Proud to Be a Woman

June 30, 2014: I am proud to be a woman. An empowered woman. A woman who believes that all women deserve better than what the patriarchy metes out. A woman who tries to play a part in fighting for a future where the language of inequality is rendered obsolete.

And yet it occurs to me that so much of what I associate with womanhood — what makes me proud to be a woman — is bound up in language of overcoming that inequality. I am proud to be a woman because it means, by its very nature, overcoming. It means, by its very nature, fighting. And I am proud, as most are who must look to their inner resilience in the face of hardships, that I have not given up. But I wonder if a day will ever come when the identity of womanhood can be grounded in intellect and opportunity rather than in a battle to prove we are worthy or in possession of such qualities. I wonder if a day will ever come when being a woman can stand on its own merits.

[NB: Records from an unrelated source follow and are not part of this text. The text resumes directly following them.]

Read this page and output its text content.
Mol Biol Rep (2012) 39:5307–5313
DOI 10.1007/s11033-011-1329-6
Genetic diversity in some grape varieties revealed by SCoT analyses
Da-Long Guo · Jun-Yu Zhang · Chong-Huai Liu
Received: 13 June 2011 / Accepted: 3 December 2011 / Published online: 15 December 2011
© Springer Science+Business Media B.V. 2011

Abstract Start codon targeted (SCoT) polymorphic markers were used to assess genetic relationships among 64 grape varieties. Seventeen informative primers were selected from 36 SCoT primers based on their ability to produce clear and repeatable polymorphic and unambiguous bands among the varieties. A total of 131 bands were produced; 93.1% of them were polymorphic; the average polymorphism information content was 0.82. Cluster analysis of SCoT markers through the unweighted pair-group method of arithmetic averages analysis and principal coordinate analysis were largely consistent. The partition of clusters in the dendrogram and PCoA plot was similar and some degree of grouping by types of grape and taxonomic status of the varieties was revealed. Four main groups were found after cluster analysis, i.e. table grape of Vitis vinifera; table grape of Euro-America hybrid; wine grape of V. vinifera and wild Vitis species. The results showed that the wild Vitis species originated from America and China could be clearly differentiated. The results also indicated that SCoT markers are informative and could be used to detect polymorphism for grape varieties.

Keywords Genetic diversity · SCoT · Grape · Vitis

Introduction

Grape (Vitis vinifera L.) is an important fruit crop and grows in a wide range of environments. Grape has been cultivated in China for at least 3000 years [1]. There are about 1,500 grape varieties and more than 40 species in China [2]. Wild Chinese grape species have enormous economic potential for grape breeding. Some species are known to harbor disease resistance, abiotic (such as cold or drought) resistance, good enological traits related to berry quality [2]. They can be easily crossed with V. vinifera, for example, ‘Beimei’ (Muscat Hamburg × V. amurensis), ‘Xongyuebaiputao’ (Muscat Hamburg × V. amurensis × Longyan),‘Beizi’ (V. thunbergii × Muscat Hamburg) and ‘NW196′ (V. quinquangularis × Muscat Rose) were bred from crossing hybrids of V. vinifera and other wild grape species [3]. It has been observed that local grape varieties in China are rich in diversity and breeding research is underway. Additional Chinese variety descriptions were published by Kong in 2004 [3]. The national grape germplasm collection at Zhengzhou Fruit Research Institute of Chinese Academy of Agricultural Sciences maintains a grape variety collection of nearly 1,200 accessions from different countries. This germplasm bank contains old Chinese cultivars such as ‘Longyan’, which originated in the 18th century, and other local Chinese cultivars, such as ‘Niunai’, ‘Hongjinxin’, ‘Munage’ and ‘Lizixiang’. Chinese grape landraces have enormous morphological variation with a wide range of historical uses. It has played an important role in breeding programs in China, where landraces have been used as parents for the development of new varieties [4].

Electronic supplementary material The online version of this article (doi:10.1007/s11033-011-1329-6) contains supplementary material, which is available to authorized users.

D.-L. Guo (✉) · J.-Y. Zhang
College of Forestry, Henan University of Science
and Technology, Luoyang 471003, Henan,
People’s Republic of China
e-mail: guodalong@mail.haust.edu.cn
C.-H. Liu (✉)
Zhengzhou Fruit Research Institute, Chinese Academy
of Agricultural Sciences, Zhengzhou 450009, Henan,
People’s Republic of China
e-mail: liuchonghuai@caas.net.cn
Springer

Today I am angry. On the large scale, there were five men in some of the highest positions of power in my country who said that the rights of insentient corporations outweigh those of me and my fellow women. And on the small scale, there was a man who rode by me on a bicycle as I walked down the sidewalk — sans makeup, wearing jeans and a T-shirt and tennis shoes, as I often do when I just don’t want to be bothered by men anymore — minding my own business, on my way to the grocery store, and suddenly that man believed it was his prerogative to tell me what he thought of my appearance. “Hey, beautiful,” he said in one of the more innocuous comments that men make about my body.

Though I was seething, I said nothing because there is always the fear that the encounter may turn violent. As I always do, I recalled the man who verbally harassed me outside my apartment building one evening while I was walking Ollie, and when I turned back to ask him, my voice raised in anger, if he thought his words were respectful, he literally laughed in my face, and when I rounded the block, he was still standing there, as though he were waiting on my return. I spent a sizeable portion of my evening unable to enter my own home for fear that he would see the building where I lived, and I lurked in the shadows — as though I were the wrongdoer — until he finally left and I felt that I could safely return home. I did not then — and do not now — think it far-fetched to read this scenario as social metaphor.

Like many women, I wish I could say that experiences like these are anomalous, but they are not. And on days like these, I feel especially defeated — like I’ve lost a battle and then been made into a public spectacle for my losing. There’s the original injury: foregoing how I might choose to dress so as to avoid the gaze of men. And then the injury is inevitably followed by the insult: that my efforts were futile anyway; it does not matter what I do.

In reality, it shouldn’t matter what I do, but not for the reasons that it doesn’t. It doesn’t matter because society repeatedly says that women’s appearance brings on men’s violations, but it shouldn’t matter because, regardless of what I wear or don’t wear, my body is mine and mine alone. It doesn’t matter because society repeatedly says that women’s bodies are for objectifying, but it shouldn’t matter because my beauty is not realized in the eyes of male beholders. It doesn’t matter because society repeatedly says that violations against women don’t constitute crimes, but it shouldn’t matter because being a woman is not synonymous with being unworthy of justice. It is not synonymous with being unworthy.

Today I fight to overcome inequality, and tomorrow I will get up and fight again, hoping that one day my womanhood — that is to say, my personhood — is enough to mean I am already equal.